A Well in the suburbs of Mandalay, near the Fish Market
Photographer: Hooper, Willoughby Wallace (1837-1912)
Medium: Photographic print
Photograph of a well near the fish market in the suburbs of Mandalay, Burma (Myanmar), taken by Willoughby Wallace Hooper in 1886. The photograph is from a series documenting the Third Anglo-Burmese War (1885-86), published in 1887 under the title ‘Burmah: a series of one hundred photographs illustrating incidents connected with the British Expeditionary Force to that country, from the embarkation at Madras, 1st Nov, 1885, to the capture of King Theebaw, with many views of Mandalay and surrounding country, native life and industries’. Albums in two editions were issued, one with albumen prints, one with autotypes, along with a set of lantern slides.

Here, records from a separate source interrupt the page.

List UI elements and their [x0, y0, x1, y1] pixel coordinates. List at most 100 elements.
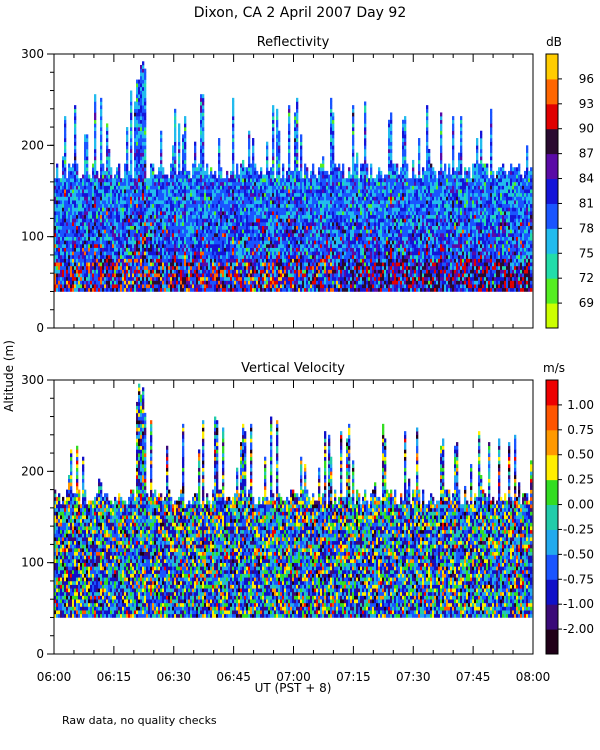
- echo-cell: [140, 167, 143, 172]
- echo-cell: [96, 287, 99, 292]
- echo-cell: [114, 185, 117, 190]
- echo-cell: [94, 189, 97, 194]
- echo-cell: [288, 200, 291, 205]
- echo-cell: [252, 254, 255, 259]
- echo-cell: [80, 280, 83, 285]
- echo-cell: [168, 262, 171, 267]
- echo-cell: [68, 240, 71, 245]
- echo-cell: [174, 181, 177, 186]
- echo-cell: [102, 207, 105, 212]
- echo-cell: [118, 185, 121, 190]
- echo-cell: [208, 287, 211, 292]
- echo-cell: [124, 222, 127, 227]
- echo-cell: [156, 273, 159, 278]
- echo-cell: [86, 284, 89, 289]
- echo-cell: [200, 262, 203, 267]
- echo-cell: [272, 174, 275, 179]
- echo-cell: [316, 225, 319, 230]
- echo-cell: [264, 236, 267, 241]
- echo-cell: [290, 211, 293, 216]
- echo-cell: [66, 269, 69, 274]
- echo-cell: [232, 233, 235, 237]
- echo-cell: [216, 218, 219, 223]
- echo-cell: [278, 156, 281, 161]
- echo-cell: [110, 243, 113, 248]
- echo-cell: [206, 222, 209, 227]
- echo-cell: [158, 167, 161, 172]
- echo-cell: [294, 141, 297, 146]
- echo-cell: [138, 90, 141, 95]
- echo-cell: [100, 207, 103, 212]
- echo-cell: [266, 273, 269, 278]
- echo-cell: [272, 163, 275, 168]
- echo-cell: [68, 265, 71, 270]
- echo-cell: [54, 265, 57, 270]
- echo-cell: [270, 276, 273, 281]
- echo-cell: [114, 211, 117, 216]
- echo-cell: [152, 254, 155, 259]
- echo-cell: [120, 243, 123, 248]
- echo-cell: [256, 214, 259, 219]
- echo-cell: [278, 192, 281, 197]
- echo-cell: [100, 225, 103, 230]
- echo-cell: [158, 192, 161, 197]
- echo-cell: [126, 236, 129, 241]
- echo-cell: [76, 189, 79, 194]
- echo-cell: [82, 225, 85, 230]
- echo-cell: [192, 229, 195, 234]
- echo-cell: [82, 207, 85, 212]
- echo-cell: [178, 280, 181, 285]
- echo-cell: [78, 240, 81, 245]
- echo-cell: [172, 159, 175, 164]
- echo-cell: [86, 207, 89, 212]
- echo-cell: [58, 243, 61, 248]
- echo-cell: [88, 284, 91, 289]
- echo-cell: [96, 222, 99, 227]
- echo-cell: [58, 218, 61, 223]
- echo-cell: [170, 276, 173, 281]
- echo-cell: [246, 273, 249, 278]
- echo-cell: [116, 276, 119, 281]
- echo-cell: [282, 196, 285, 201]
- echo-cell: [306, 218, 309, 223]
- echo-cell: [314, 262, 317, 267]
- echo-cell: [318, 284, 321, 289]
- echo-cell: [212, 251, 215, 256]
- echo-cell: [96, 189, 99, 194]
- echo-cell: [222, 236, 225, 241]
- echo-cell: [220, 189, 223, 194]
- echo-cell: [194, 145, 197, 150]
- echo-cell: [236, 222, 239, 227]
- echo-cell: [266, 167, 269, 172]
- echo-cell: [270, 240, 273, 245]
- echo-cell: [276, 265, 279, 270]
- echo-cell: [192, 163, 195, 168]
- echo-cell: [218, 196, 221, 201]
- echo-cell: [94, 229, 97, 234]
- echo-cell: [152, 280, 155, 285]
- echo-cell: [278, 236, 281, 241]
- echo-cell: [184, 167, 187, 172]
- echo-cell: [140, 214, 143, 219]
- echo-cell: [100, 273, 103, 278]
- echo-cell: [126, 156, 129, 161]
- echo-cell: [144, 75, 147, 80]
- echo-cell: [210, 240, 213, 245]
- echo-cell: [252, 276, 255, 281]
- echo-cell: [142, 145, 145, 150]
- echo-cell: [176, 222, 179, 227]
- echo-cell: [262, 178, 265, 183]
- echo-cell: [128, 192, 131, 197]
- echo-cell: [142, 265, 145, 270]
- echo-cell: [270, 287, 273, 292]
- echo-cell: [268, 236, 271, 241]
- echo-cell: [94, 236, 97, 241]
- echo-cell: [160, 196, 163, 201]
- echo-cell: [312, 200, 315, 205]
- echo-cell: [88, 269, 91, 274]
- echo-cell: [54, 225, 57, 230]
- echo-cell: [90, 192, 93, 197]
- echo-cell: [278, 178, 281, 183]
- echo-cell: [134, 130, 137, 135]
- echo-cell: [146, 284, 149, 289]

Hooper made the series while serving as Provost Marshal with the British Expeditionary Force, which entered Mandalay, the Burmese royal capital, on 28 November 1885. The Burmese king, Thibaw (reigned 1878-1885), was deposed and exiled to India and a military occupation of the city began. The war culminated in the annexation of Upper Burma by the British on 1 January 1886. Founded in 1857 to replace Amarapura as capital, Mandalay was built as a huge square citadel surrounded by a moat, beyond which lay the city suburbs. A caption by Hooper accompanying the photograph describes the image: “These wells are of considerable depth, and the water is drawn by the women in small waterproof wicker-work baskets by means of a pulley attached to the beam above the well; some of these are very finely carved, as is the one here represented. These spots are great gossiping resorts for the young women, and the passer by will often see a group of bright, merry-looking girls chattering and laughing together, and seemingly in no hurry to go back to their household duties.” The series is also notable for the political scandal which arose following allegations by a journalist that Hooper had acted sadistically in the process of photographing the execution by firing squad of Burmese rebels. The subsequent court of inquiry concluded that he had behaved in a “callous and indecorous” way and the affair raised issues of the ethical role of the photographer in documenting human suffering and the conduct of the British military during a colonial war.